Los más de 100 kilómetros por hora a los que ayer corría el viento en Comodoro Rivadavia, provocó destrozos, incluso cortes en las líneas eléctricas que alimentan a los distintos sectores de la ciudad.
Aunque desde la Sociedad Cooperativa Popular Limitada no se informó sobre las causas del corte de energía, se detalló que se inició pasadas las 17 y se extendió hasta la 1 de hoy afectando a la zona norte y el centro.

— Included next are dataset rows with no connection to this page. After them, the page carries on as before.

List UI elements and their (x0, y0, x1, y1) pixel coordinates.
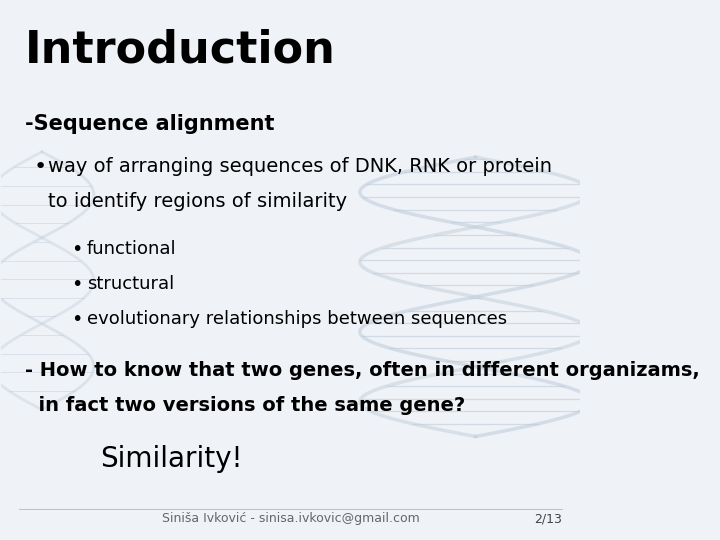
Text: Introduction: Introduction (24, 28, 336, 71)
Text: way of arranging sequences of DNK, RNK or protein: way of arranging sequences of DNK, RNK o… (48, 157, 552, 176)
Text: •: • (33, 157, 46, 177)
Text: •: • (71, 310, 82, 329)
Text: - How to know that two genes, often in different organizams,: - How to know that two genes, often in d… (24, 361, 699, 380)
Text: structural: structural (87, 275, 174, 293)
Text: 2/13: 2/13 (534, 512, 562, 525)
Text: Similarity!: Similarity! (99, 444, 243, 472)
Text: -Sequence alignment: -Sequence alignment (24, 114, 274, 134)
Text: to identify regions of similarity: to identify regions of similarity (48, 192, 347, 211)
Text: in fact two versions of the same gene?: in fact two versions of the same gene? (24, 396, 465, 415)
Text: •: • (71, 275, 82, 294)
Text: Siniša Ivković - sinisa.ivkovic@gmail.com: Siniša Ivković - sinisa.ivkovic@gmail.co… (161, 512, 419, 525)
Text: functional: functional (87, 240, 176, 259)
Text: •: • (71, 240, 82, 259)
Text: evolutionary relationships between sequences: evolutionary relationships between seque… (87, 310, 507, 328)
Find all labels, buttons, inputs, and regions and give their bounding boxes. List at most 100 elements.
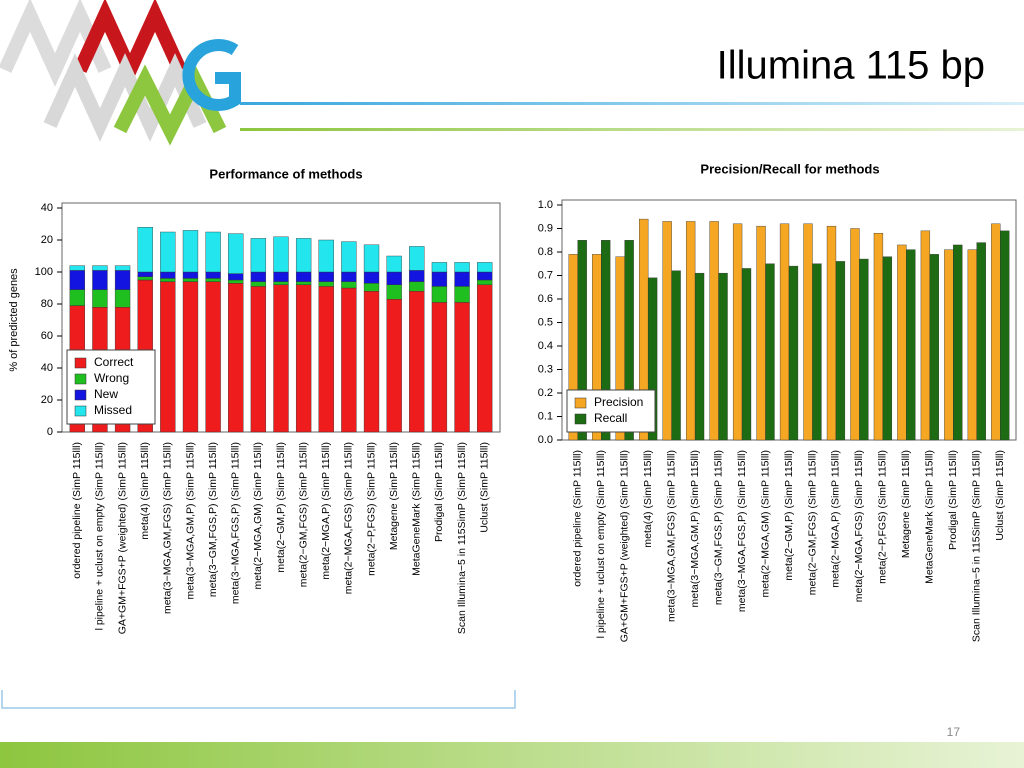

El apagón dejó sin funcionamiento incluso a las cámaras del Centro de Monitoreo, lo que también puso al descubierto una falencia en el sistema de seguridad de esta ciudad.
Los barrios que quedaron a oscuras fueron Próspero Palazzo, Ciudadela, Castelli, Sarmiento, Kilometro 5, Kilómetro 4, Caleta Córdova y Restinga Alí.
En Kilómetro 3 afectó a los barrios Moreno, San Martín Este, Belgrano y Ameghino nuevo y viejo, El Marquesado, Altos del Tres y Sismográfica.
Ya durante la tarde barrios como Ceferino Namuncurá y Ceferino en la zona sur ya se habían visto afectados, pero por menos tiempo.
La operadora de la SCPL informó que el corte también afectó al sector de antenas en el cerro Chenque. Incluso las complicaciones de la falta de energía incidieron en las actividades de este diario durante toda la tarde y noche de ayer. En la sala de redacción y talleres de impresión de El Patagónico el sistema eléctrico recién se restableció a la 1 de hoy.
VOLO UNA PISCINA
El viento sopló tan fuerte durante todo el día que por la tarde voló una piscina en Kilómetro 3. La pileta de plástico y fibra de vidrio que se exhibía en un comercio de Mosconi, terminó a la vera de la ruta Nacional 3, voló por los aires y pasó peligrosamente sobre las dos manos de circulación de la avenida del Libertador que une Kilómetro 3 con Kilómetro 4.
La piscina de unos 15 metros de largo se estrelló contra la guardia del Corralón Municipal y allí provocó destrozos.Incluso desestabilizó un tráiler que como podían algunos operarios trataban de acomodar con la ayuda de una grúa durante la tarde-noche de ayer.
Una mujer, integrante de la empresa que comercializa las piscinas, en diálogo con El Patagónico dijo que la pileta estaba en el depósito recostada y fue levantada por la fuerza del viento.
La mujer en medio del vendaval se aferró a la pileta como pudo para que la misma no siguiera destruyendo la dependencia municipal. Sus compañeros, mientras tanto, ataban las otras piscinas del depósito. Meses atrás, el viento ya había volado una de las gigantescas piscinas hasta la calle.
El intenso viento de gran parte de la jornada generó también complicaciones sobre el camino del Centenario donde la visibilidad se reducía a dos metros. Debido a la gran cantidad de tierra y piedra que volaba sobre el sector, se hacía casi imposible circular.
Mientras, en la ruta 3, los automovilistas que pasaban frente a El Infiernillo sufrían roturas de vidrios laterales y debían circular con balizas por la escasa visibilidad.
En el centro el viento generó también algunos destrozos en locales comerciales.